Margrave Grinda mencubit pipinya sendiri untuk melihat apakah dia pernah melihat mimpi.

Dan di sebelahnya ...

"Hmm ... Nak, siapa kamu sebenarnya?"

Tris bergumam.

Seolah itu adalah sinyal awal, ledakan teriakan gembira terdengar dari belakang.

[Luar biasa ... Serangan itu ... Apakah kamu bisa melihatnya?!]

[Eh, i-ya, tentu saja aku bisa.]

[Jangan berbohong. Tidak mungkin Kamu menjadi pribadi jika Kamu bisa melihatnya.]

[B-Hei ... ya?]

[Apa apaan-?!]

Kegembiraan para prajurit yang riuh itu segera berakhir.

Deru gemetar dan gemuruh dari goyang mengguncang udara dan menggenangi gendang telinga semua orang.

Ada perasaan penindasan yang mengencangkan dada mereka setiap kali jeda menutup.

[Tentara Kekaisaran Keempat ... ?!]

Mereka mungkin melarikan diri jika mereka bukan sekutu.

Sementara melepaskan aura intimidasi yang begitu besar, seluruh pasukan, yang membentang sejauh mata memandang, berhenti secara seragam.

Dua kuda di kepala pasukan besar mendekati Hiro.

-

Putri Kekaisaran Keenam dan tiga lainnya berdiri di depan Jenderal Loring.

Mereka semua memandangi sang jenderal dengan mata hati-hati.

Jenderal bisa menebak mengapa. Mereka mungkin ingin mempertanyakan mengapa mereka muncul pada waktu tertentu.

Tidak peduli bagaimana mereka menekannya, dia hanya perlu menghindari pertanyaan mereka dengan menghindar.

Loring dengan gagah turun dari kudanya dan meletakkan tangannya ke dadanya. Dia kemudian berlutut di depan Putri Kekaisaran Keenam.
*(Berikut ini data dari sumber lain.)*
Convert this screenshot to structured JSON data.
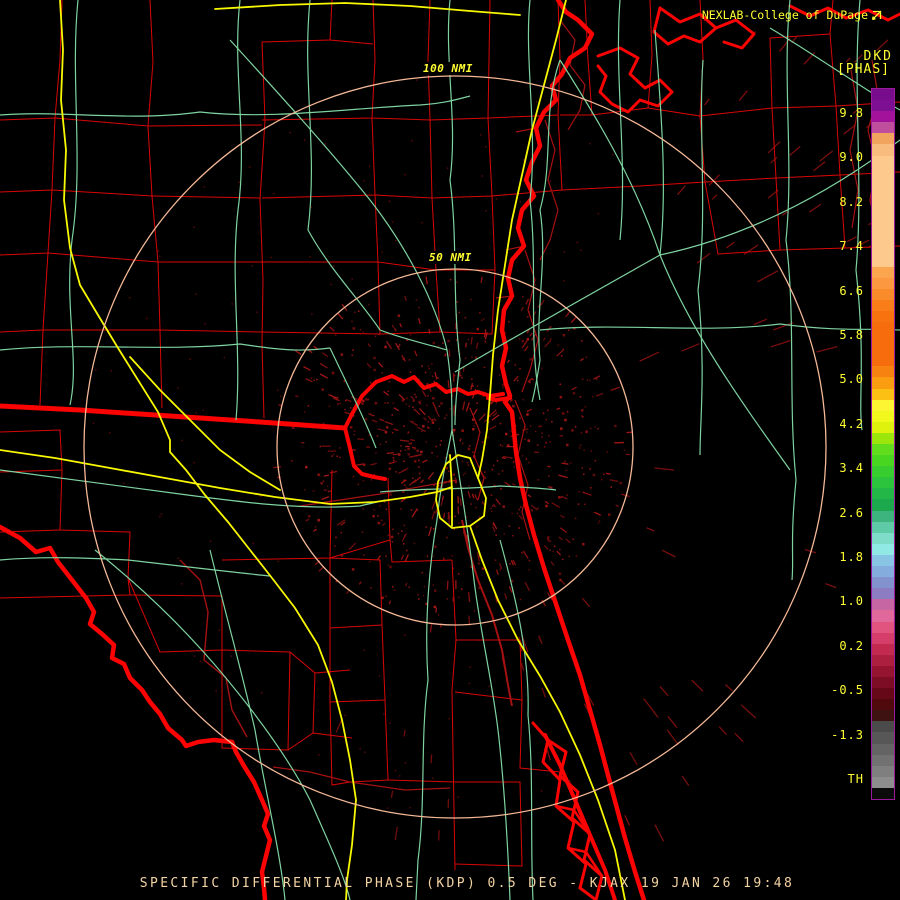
{
  "header": {
    "brand": "NEXLAB-College of DuPage",
    "logo_icon": "dupage-logo-icon",
    "product_code": "DKD",
    "units_label": "[PHAS]"
  },
  "rings": {
    "outer_label": "100 NMI",
    "inner_label": "50 NMI"
  },
  "footer": {
    "status_line": "SPECIFIC DIFFERENTIAL PHASE (KDP) 0.5 DEG - KJAX 19 JAN 26 19:48"
  },
  "scale": {
    "tick_labels": [
      "9.8",
      "9.0",
      "8.2",
      "7.4",
      "6.6",
      "5.8",
      "5.0",
      "4.2",
      "3.4",
      "2.6",
      "1.8",
      "1.0",
      "0.2",
      "-0.5",
      "-1.3",
      "TH"
    ],
    "colors": [
      "#770d8c",
      "#7d0f93",
      "#a2129b",
      "#bf4f9c",
      "#f0a45e",
      "#f8bc7e",
      "#fdc98d",
      "#fdc98d",
      "#fdc98d",
      "#fdc98d",
      "#fdc98d",
      "#fdc98d",
      "#fdc98d",
      "#fdc98d",
      "#fdc98d",
      "#fdc98d",
      "#fca54f",
      "#fb9840",
      "#fa8b2b",
      "#f97d19",
      "#f87310",
      "#f76c0c",
      "#f76c0c",
      "#f76c0c",
      "#f76c0c",
      "#f8820f",
      "#fa9d11",
      "#fcbf13",
      "#fdf432",
      "#f2f81c",
      "#dff20d",
      "#9ce60c",
      "#62dd1e",
      "#48d621",
      "#38cd2e",
      "#2bc43c",
      "#22b746",
      "#1ca94e",
      "#3db37e",
      "#5ecaa6",
      "#7fdcc8",
      "#90e9e4",
      "#88c4e4",
      "#84acdc",
      "#8292ce",
      "#8c7cc2",
      "#c667a4",
      "#e0689a",
      "#e25480",
      "#d43e68",
      "#c22a50",
      "#ad1f3e",
      "#951530",
      "#7d0d24",
      "#660818",
      "#500a0e",
      "#3e1210",
      "#4a4a4a",
      "#575757",
      "#646464",
      "#717171",
      "#7f7f7f",
      "#8d8d8d",
      "#0b0b0b"
    ]
  },
  "colors": {
    "txt_yellow": "#ffff33",
    "txt_tan": "#f3d3a3",
    "ring": "#f4b896",
    "county": "#d90606",
    "coast": "#fb0303",
    "marsh": "#a51111",
    "road_green": "#7ed3a0",
    "road_yellow": "#f8f800",
    "speckle": "#8a1010",
    "bar_border": "#9b1a9b"
  }
}
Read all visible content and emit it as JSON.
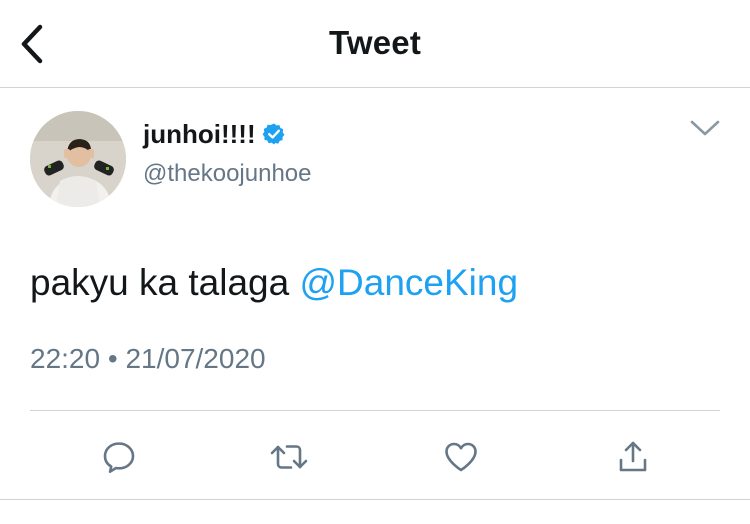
{
  "header": {
    "title": "Tweet",
    "back_icon": "chevron-left-icon"
  },
  "tweet": {
    "author": {
      "display_name": "junhoi!!!!",
      "handle": "@thekoojunhoe",
      "verified": true
    },
    "text_prefix": "pakyu ka talaga ",
    "mention": "@DanceKing",
    "time": "22:20",
    "separator": " • ",
    "date": "21/07/2020"
  },
  "actions": [
    {
      "name": "reply",
      "icon": "reply-bubble-icon"
    },
    {
      "name": "retweet",
      "icon": "retweet-icon"
    },
    {
      "name": "like",
      "icon": "heart-icon"
    },
    {
      "name": "share",
      "icon": "share-icon"
    }
  ],
  "colors": {
    "brand_blue": "#1da1f2",
    "icon_gray": "#657786",
    "text_dark": "#14171a",
    "divider": "#cfd4d9"
  }
}
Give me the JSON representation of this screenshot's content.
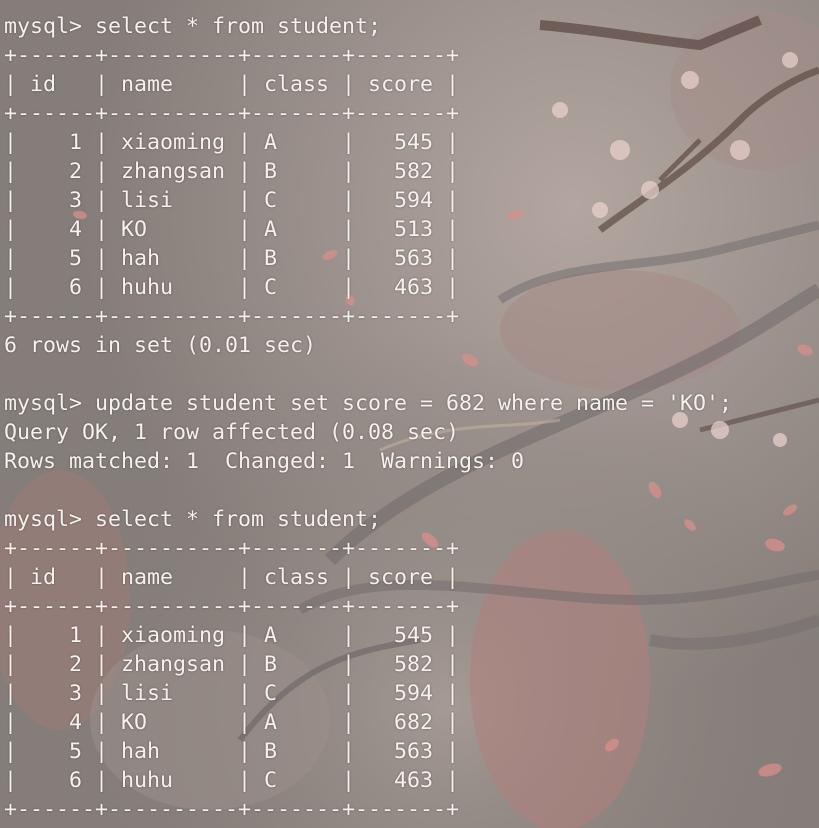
{
  "terminal": {
    "lines": [
      "mysql> select * from student;",
      "+------+----------+-------+-------+",
      "| id   | name     | class | score |",
      "+------+----------+-------+-------+",
      "|    1 | xiaoming | A     |   545 |",
      "|    2 | zhangsan | B     |   582 |",
      "|    3 | lisi     | C     |   594 |",
      "|    4 | KO       | A     |   513 |",
      "|    5 | hah      | B     |   563 |",
      "|    6 | huhu     | C     |   463 |",
      "+------+----------+-------+-------+",
      "6 rows in set (0.01 sec)",
      "",
      "mysql> update student set score = 682 where name = 'KO';",
      "Query OK, 1 row affected (0.08 sec)",
      "Rows matched: 1  Changed: 1  Warnings: 0",
      "",
      "mysql> select * from student;",
      "+------+----------+-------+-------+",
      "| id   | name     | class | score |",
      "+------+----------+-------+-------+",
      "|    1 | xiaoming | A     |   545 |",
      "|    2 | zhangsan | B     |   582 |",
      "|    3 | lisi     | C     |   594 |",
      "|    4 | KO       | A     |   682 |",
      "|    5 | hah      | B     |   563 |",
      "|    6 | huhu     | C     |   463 |",
      "+------+----------+-------+-------+"
    ]
  },
  "colors": {
    "text": "#f4f1ee",
    "background_base": "#8d8580",
    "petal": "#d98f8a",
    "blossom_light": "#ecd3cf",
    "branch": "#5e4a45",
    "ribbon": "#6e6a6c"
  },
  "wallpaper_icon": "cherry-blossom-wallpaper-icon"
}
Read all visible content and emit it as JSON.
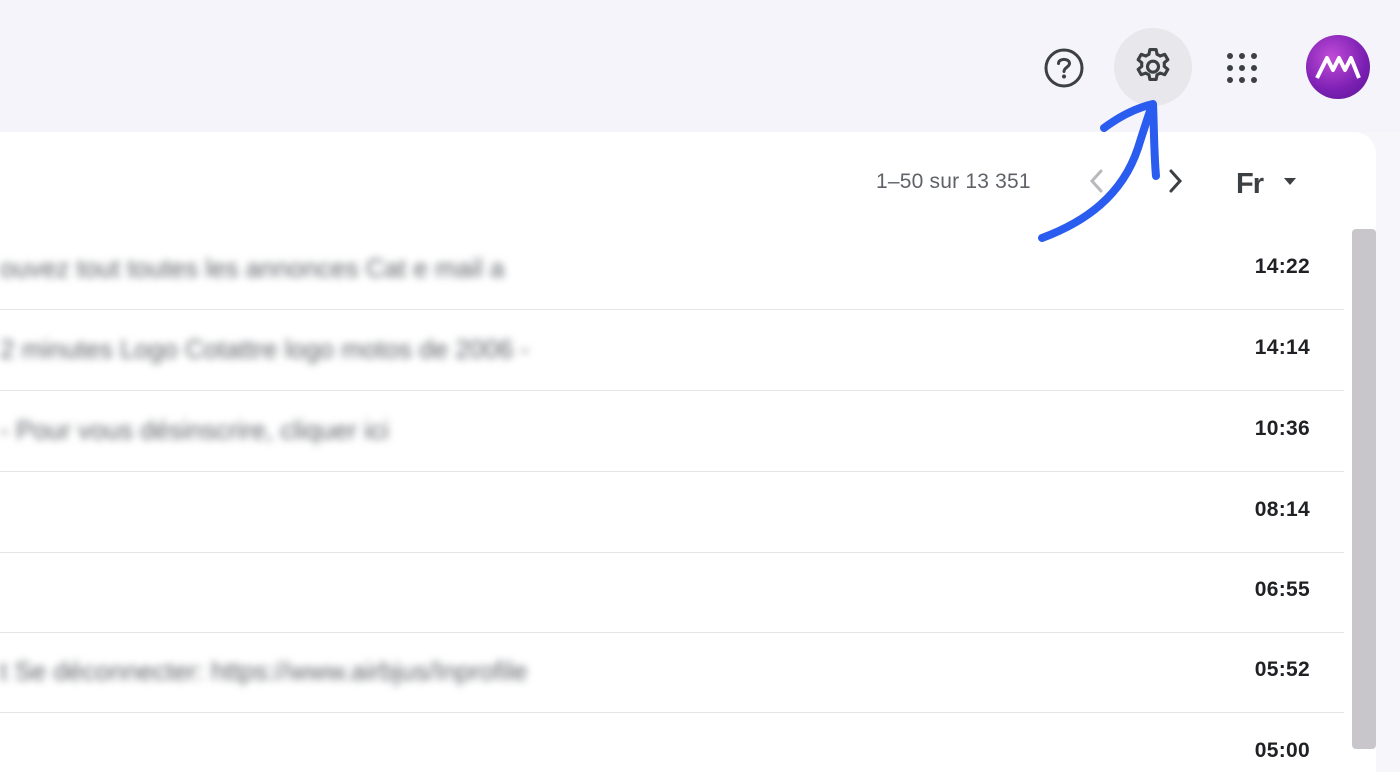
{
  "header": {
    "help_icon": "help-circle-icon",
    "settings_icon": "gear-icon",
    "apps_icon": "apps-grid-icon",
    "avatar_icon": "account-avatar"
  },
  "toolbar": {
    "count_text": "1–50 sur 13 351",
    "lang_label": "Fr"
  },
  "emails": [
    {
      "snippet": "ouvez tout toutes les annonces Cat e mail a",
      "time": "14:22"
    },
    {
      "snippet": "2 minutes Logo Cotattre logo motos de 2006 -",
      "time": "14:14"
    },
    {
      "snippet": "- Pour vous désinscrire, cliquer ici",
      "time": "10:36"
    },
    {
      "snippet": "",
      "time": "08:14"
    },
    {
      "snippet": "",
      "time": "06:55"
    },
    {
      "snippet": "t Se déconnecter: https://www.airbjus/Inprofile",
      "time": "05:52"
    },
    {
      "snippet": "",
      "time": "05:00"
    }
  ],
  "colors": {
    "annotation_arrow": "#2a5cf0",
    "avatar_bg": "#8a2bc2"
  }
}
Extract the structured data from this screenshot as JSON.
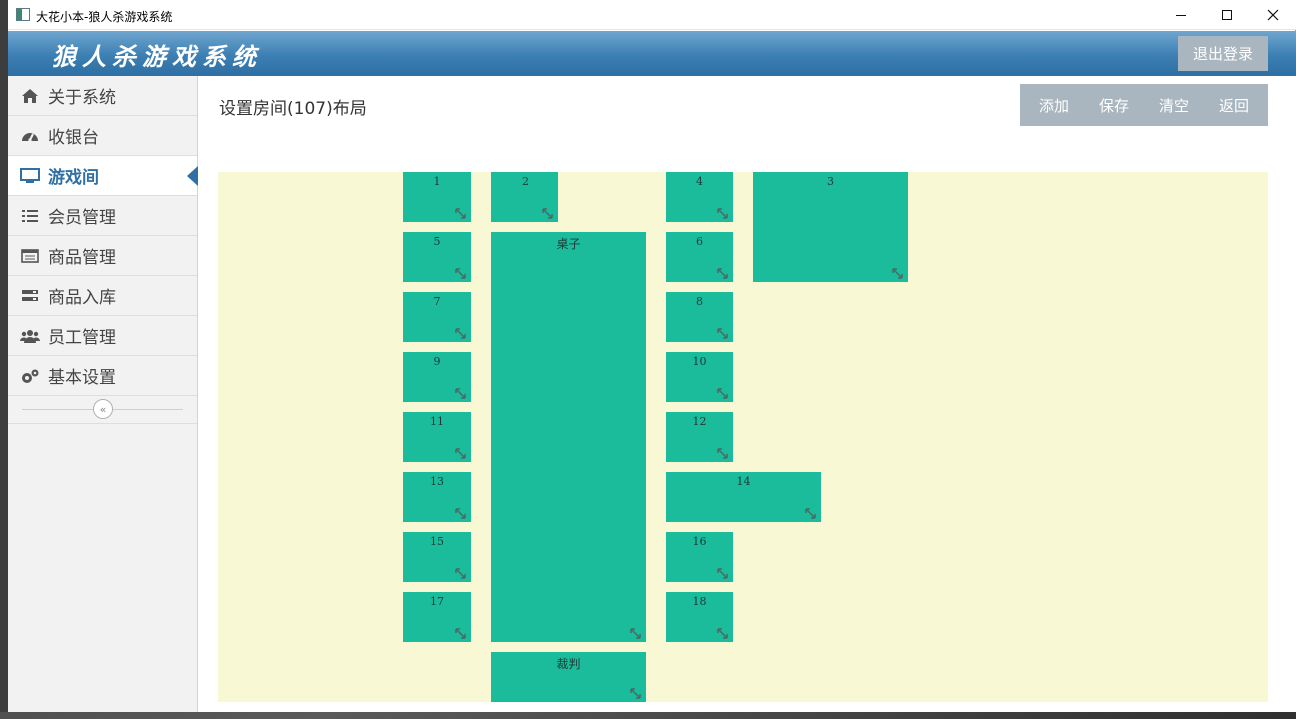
{
  "window": {
    "title": "大花小本-狼人杀游戏系统"
  },
  "header": {
    "brand": "狼人杀游戏系统",
    "logout_label": "退出登录"
  },
  "sidebar": {
    "items": [
      {
        "label": "关于系统",
        "icon": "home-icon"
      },
      {
        "label": "收银台",
        "icon": "dashboard-icon"
      },
      {
        "label": "游戏间",
        "icon": "monitor-icon",
        "active": true
      },
      {
        "label": "会员管理",
        "icon": "list-icon"
      },
      {
        "label": "商品管理",
        "icon": "table-icon"
      },
      {
        "label": "商品入库",
        "icon": "server-icon"
      },
      {
        "label": "员工管理",
        "icon": "users-icon"
      },
      {
        "label": "基本设置",
        "icon": "gears-icon"
      }
    ],
    "collapse_icon": "double-chevron-left-icon"
  },
  "main": {
    "page_title": "设置房间(107)布局",
    "toolbar": {
      "add": "添加",
      "save": "保存",
      "clear": "清空",
      "back": "返回"
    }
  },
  "layout": {
    "blocks": [
      {
        "label": "1"
      },
      {
        "label": "2"
      },
      {
        "label": "4"
      },
      {
        "label": "3"
      },
      {
        "label": "5"
      },
      {
        "label": "桌子"
      },
      {
        "label": "6"
      },
      {
        "label": "7"
      },
      {
        "label": "8"
      },
      {
        "label": "9"
      },
      {
        "label": "10"
      },
      {
        "label": "11"
      },
      {
        "label": "12"
      },
      {
        "label": "13"
      },
      {
        "label": "14"
      },
      {
        "label": "15"
      },
      {
        "label": "16"
      },
      {
        "label": "17"
      },
      {
        "label": "18"
      },
      {
        "label": "裁判"
      }
    ],
    "colors": {
      "canvas": "#f8f8d4",
      "block": "#1abc9c",
      "accent": "#2f6fa3"
    }
  }
}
"Yang Mulia Celia Estreya, aku benar-benar minta maaf atas kedatangan kami yang terlambat. Hujan yang turun sampai beberapa waktu lalu memperlambat kemajuan pasukan kami dan sepertinya kami tidak berhasil tepat waktu."

Saat dia mengangkat wajahnya, dia melihat anak muda yang dipegang oleh Putri Kekaisaran Keenam.

Bahkan jika dia gagal, untuk berpikir dia akan mengalahkan ...

Jika ada satu yang mampu mengalahkannya, dia pikir itu adalah Putri Kekaisaran Keenam, pemilik "Laevateinn".

Tapi itu hanya jika itu adalah upaya kelompok.

Dia tidak akan pernah membayangkan ada orang yang bisa menghancurkan monster itu sendirian ...

Dan anak laki-laki itu terlihat seumuran dengan Putri Kekaisaran Keenam pada saat itu.

(Ini menarik.)

Pertempuran bocah itu menyalakan api di dalam komandan tertinggi.

Dia ingin mengujinya. Dia ingin melihat seberapa kuat dia dengan dua tangannya sendiri.

Tapi Loring meremas tangannya dengan cukup kuat sehingga darah merembes keluar dan dia menahan keinginannya.

Tidak akan menyenangkan untuk mengalahkan lawan yang lemah.

Mengalahkan anak laki-laki saat ini akan sesederhana mengurus tugas.

(Aku akan menyimpan kesenangan untuk nanti. Itu bukan tujuanku sekarang.)

Dan kemudian, dia menyadarinya. Ada haus darah yang muncul dari sampingnya.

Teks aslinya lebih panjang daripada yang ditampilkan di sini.